Voorzitter! Dat doe ik echt niet. Iedereen kan het verslag lezen en zien wat mevrouw Jorritsma daar naar voren heeft gebracht, ook over de kosten. Zij was zeker over al die kosten. Zij heeft haar betoog inderdaad afgesloten met de vraag om nadere informatie teneinde meer zekerheid te krijgen. Dat heeft zij inderdaad gezegd. Maar alles wat er staat over de zekerheden, is zo helder en duidelijk – en dat geldt ook voor het antwoord van de minister – dat ik de huidige gang van zaken merkwaardig vind. Ik heb het woord "laf" genoemd, omdat wij niet voor niets een overleg voeren met de minister en waardering hadden voor de notitie. Dan begrijp ik niet dat je met zo'n motie komt. Daarin wordt alles weer opengelaten. De motie is eigenlijk door de heer Feenstra opgesteld. Ik heb ook geen moeite met de motie die als zodanig door de heer Feenstra is ingediend, maar ik heb moeite met de ondertekening door twee leden die in het algemeen overleg een heel ander verhaal hielden.
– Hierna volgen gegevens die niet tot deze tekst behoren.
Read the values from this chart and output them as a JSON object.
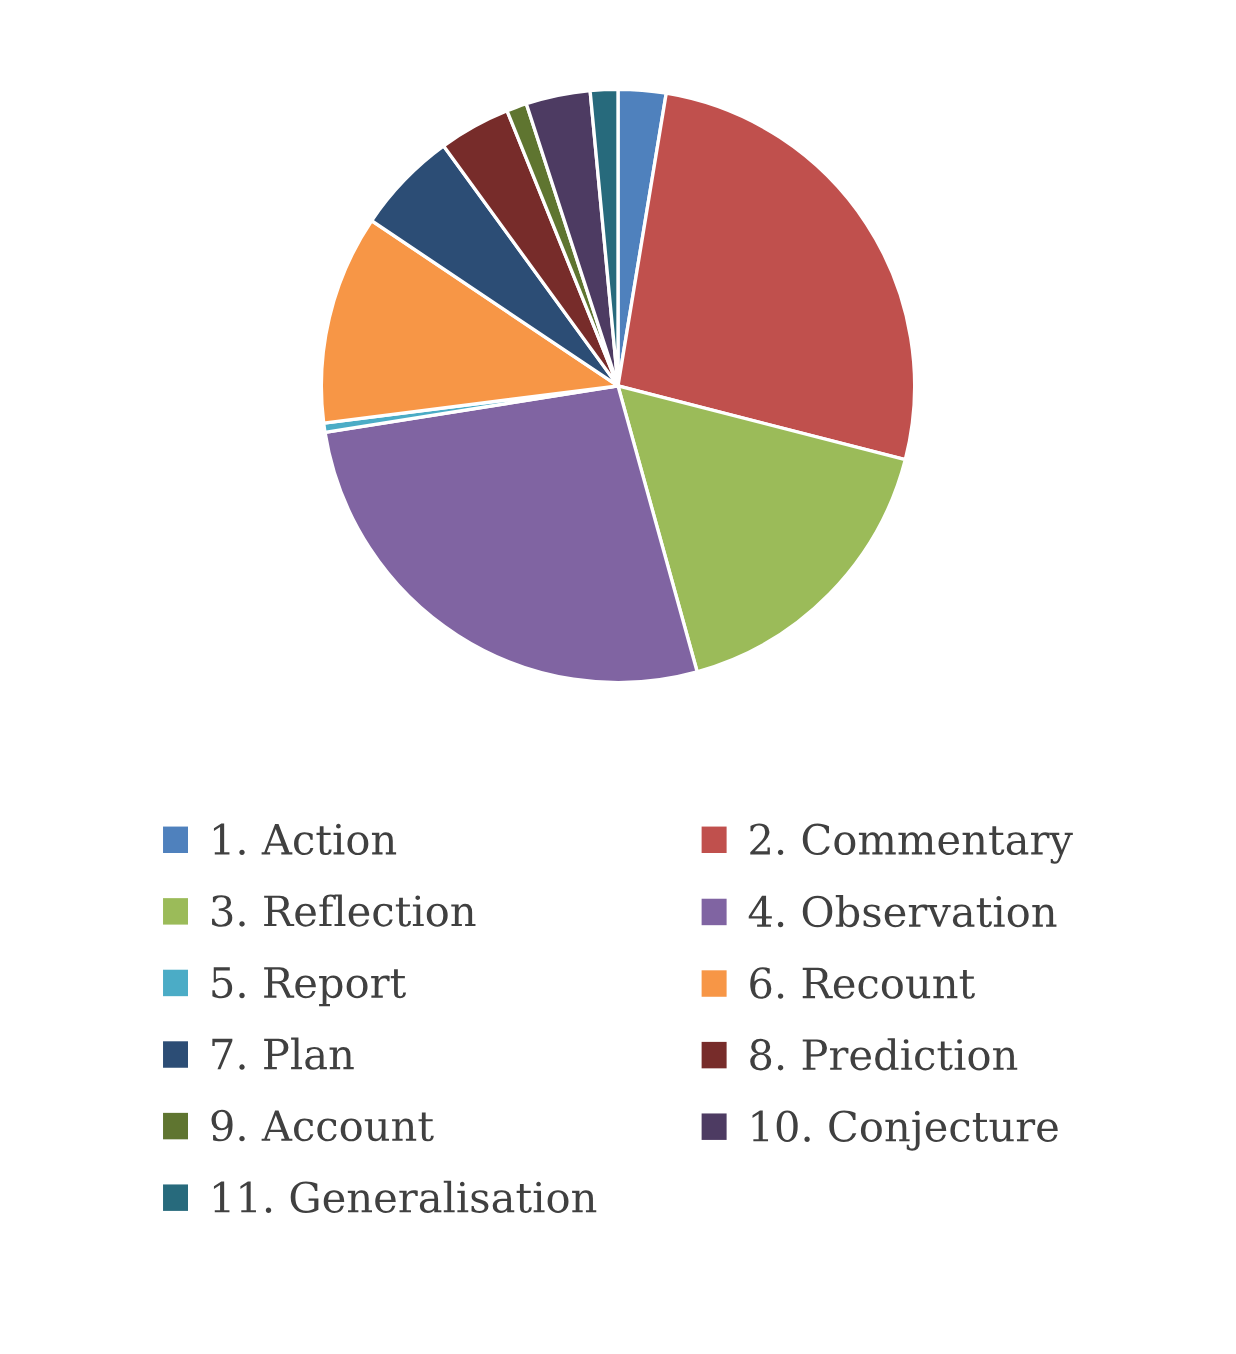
{
  "chart_data": {
    "type": "pie",
    "categories": [
      "1. Action",
      "2. Commentary",
      "3. Reflection",
      "4. Observation",
      "5. Report",
      "6. Recount",
      "7. Plan",
      "8. Prediction",
      "9. Account",
      "10. Conjecture",
      "11. Generalisation"
    ],
    "values": [
      2.6,
      26.4,
      16.7,
      26.8,
      0.5,
      11.4,
      5.6,
      3.9,
      1.1,
      3.5,
      1.5
    ],
    "colors": [
      "#4f81bd",
      "#c0504d",
      "#9bbb59",
      "#8064a2",
      "#4bacc6",
      "#f79646",
      "#2c4d75",
      "#772c2a",
      "#5f7530",
      "#4d3b62",
      "#276a7c"
    ],
    "legend": "bottom"
  }
}
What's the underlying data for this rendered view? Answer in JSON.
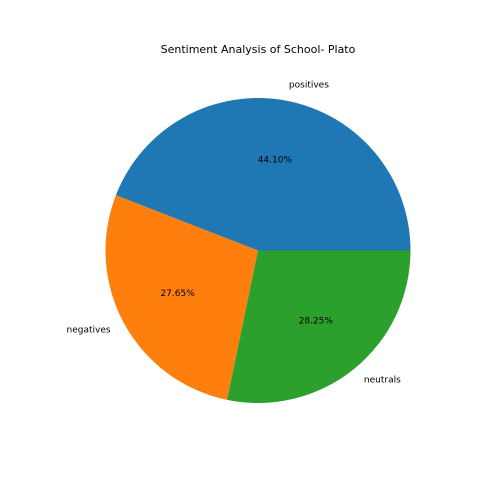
{
  "chart_data": {
    "type": "pie",
    "title": "Sentiment Analysis of School- Plato",
    "labels": [
      "positives",
      "negatives",
      "neutrals"
    ],
    "values": [
      44.1,
      27.65,
      28.25
    ],
    "percent_labels": [
      "44.10%",
      "27.65%",
      "28.25%"
    ],
    "colors": [
      "#1f77b4",
      "#ff7f0e",
      "#2ca02c"
    ],
    "start_angle_deg": 0,
    "direction": "counterclockwise"
  }
}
Dat vind ik raar.

De heer Blaauw (VVD):

Voorzitter! De motie is niet opgesteld door de heer Feenstra, de motie is opgesteld door drie woordvoerders tezamen. Daarom zijn de woorden gekozen zoals die zijn gekozen. Ik constateer tot mijn spijt dat de heer Lansink bij het scheiden van de markt tot een dusdanige kijk op een motie komt, dat hij dusdanige stupide opmerkingen in deze zaal maakt.

De beraadslaging wordt gesloten.

De voorzitter:

Ik stel voor, aanstaande dinsdag over de motie te stemmen.

Daartoe wordt besloten.

De vergadering wordt enkele ogenblikken geschorst.